On 13 February 2026, on behalf of the President of Ukraine, Volodymyr Zelensky, he took part in the Munich Security Conference and the round table "Wartime Recovery and Resilience: Lessons from Ukraine's Front Lines", where he presented the experience of the Kherson region.

On 16–17 February 2026, the head of the Kherson Regional Military Administration, Oleksandr Prokudin, presented the Kherson region's experience in the federal state of Schleswig-Holstein (Federal Republic of Germany),,.

In 2025, the American think tank Hudson Institute published an article, "What NATO countries can learn from the Kherson Regional Military Administration", in which Oleksandr Prokudin commented on the experience of managing the region after de-occupation.

On 26 May 2026, during the IV International Summit of Cities and Regions, Oleksandr Prokudin, on behalf of the Kherson region, signed Protocols of Intent to cooperate with the regions of Vestfold (Kingdom of Norway) and Ostrobothnia (Republic of Finland).

Oleksandr Prokudin constantly provides comments and interviews to leading international media in which he covers the security situation in the Kherson region, the "human safari" and emphasizes the need to prepare states and regions for modern security challenges,.

On 24 June 2026, during the Ukraine Recovery Conference 2026, Oleksandr Prokudin presented Unbreakable Kherson, a practical guide documenting the Kherson region's experience in crisis management during Russia's full-scale invasion of Ukraine. The publication was developed on his initiative in collaboration with Oleksandr Tolokonnikov, with the support of Howard G. Buffett and the German Marshall Fund.

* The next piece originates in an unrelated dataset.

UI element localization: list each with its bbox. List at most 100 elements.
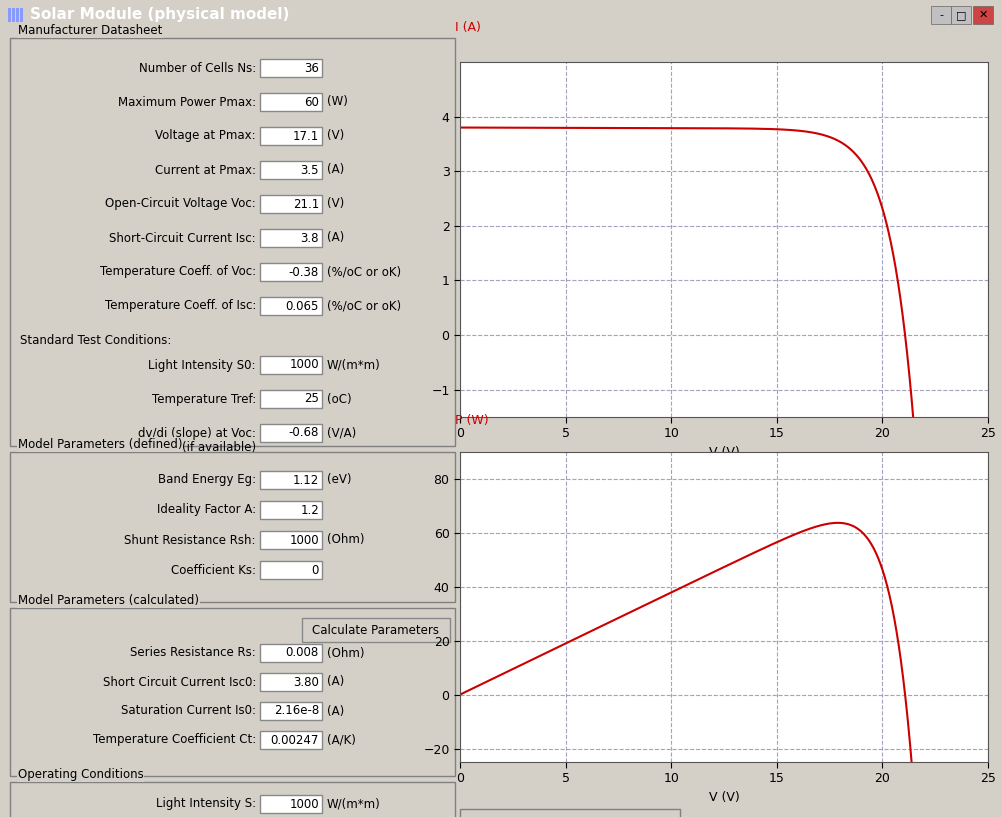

==Assassination attempts==
Prokudin survived several assassination attempts organized by Russian special services. One of them was prevented by the Security Service of Ukraine in April 2024. Counterintelligence detained an agent of Russian military intelligence who, disguised as a taxi driver, spied on civilian and military targets in the Kherson region. It was established that, based on agent's coordinates and hits, the services attempted to target the KRMA head's car with an FPV drone.

==Personal life==
He is married to Anastasiia Prokudina, and has two daughters.